Fourth, despite their high cost, emergency and critical care services are often delivered without rigorous assessment. Perhaps the most noteworthy example is the pulmonary artery (PA) catheter. Use of the PA catheter was a defining element of critical care for decades, yet only recently was its use tested in randomized trials, none of which found benefit.^{21 - 22} Possibly as a consequence, use of the PA catheter has declined dramatically over the past decade, as reported by Wiener and Welch²³ in this issue of JAMA. Although the trials do not settle the controversy surrounding the PA catheter, they highlight, as Rubenfeld et al²⁴ point out, that its benefits, if any, are not easily harnessed. Recent studies of many other parts of routine critical care, such as diagnostic workups, choice and mode of organ support, use of sedatives and antibiotics, and management of nutrition, fluid, and electrolytes, have similarly exposed wide variance in practice and challenged existing dogma.^{25 - 29} The benefits of any new diagnostic, monitoring, or organ support techniques will likely be equally elusive if not used and evaluated with great care.

Fifth, from a policy perspective, neither the number nor the staffing of ICU beds is standardized or coordinated for population needs, possibly resulting in inefficiencies and lack of access, especially for vulnerable populations. As the population ages and health care costs continue to increase, supply-demand relationships may worsen if not coordinated. Regionalized care models, such as neonatal intensive care and trauma care, help to ensure that the sickest patients are treated at centers with the highest capabilities,^{28 - 29} but no such approach exists for most adult intensive care services. Given the challenges of working in these intense environments, it is also important to ensure the attraction, education, and retention of a stable workforce with the appropriate technical, communication, and leadership skills.
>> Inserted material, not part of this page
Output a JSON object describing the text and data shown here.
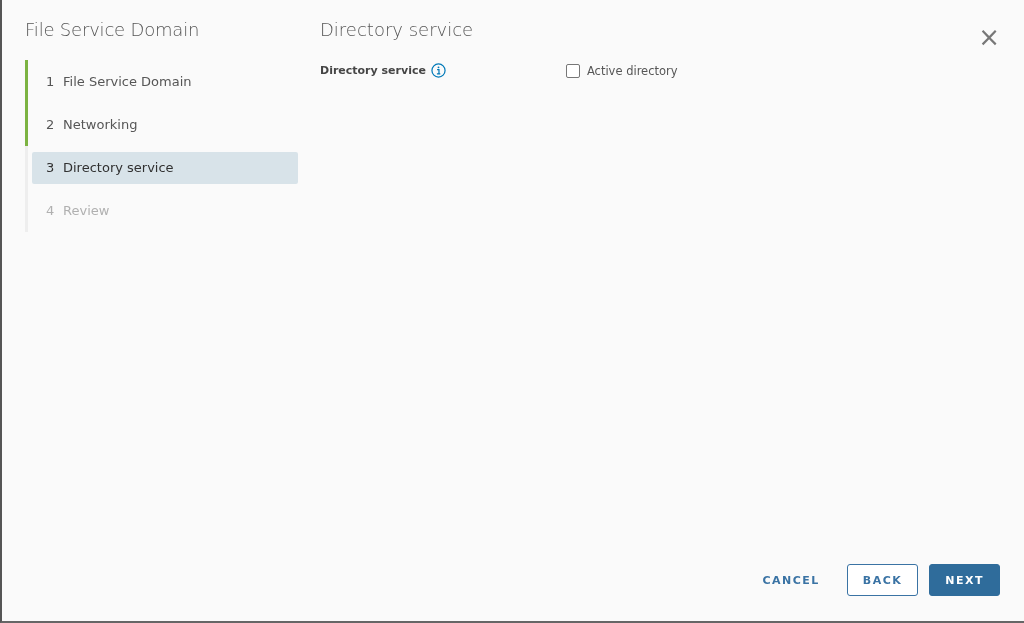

Caring for critically ill patients has become a large and complex part of health care with a challenging research agenda. Regardless of whether a proposed improvement in care is a drug, a complex algorithm, a bundle of care, or an organizational change, efforts to confirm its benefits, isolate its mechanisms of action, and determine strategies that promote its optimal dissemination and integration into practice are all crucial. JAMA looks forward to helping this endeavor by publishing rigorous, high-quality articles on the issues outlined above, as well as on virtually any topic relevant to critical care. We therefore encourage authors to submit manuscripts that report basic experimental studies that directly address the mechanisms, diagnosis, or treatment of critical illness; clinical trials and observational clinical studies directed at understanding or improving the health of critically ill patients and their families; health services and policy studies of the organization and delivery of emergency and critical services; and pertinent methodological applications and advances. The Caring for the Critical Ill Patient section of JAMA will continue to serve as a venue for wide dissemination of important articles relating to the science and practice of emergency and critical care medicine, with the ultimate goal of promoting the best possible outcomes for all affected by critical illness.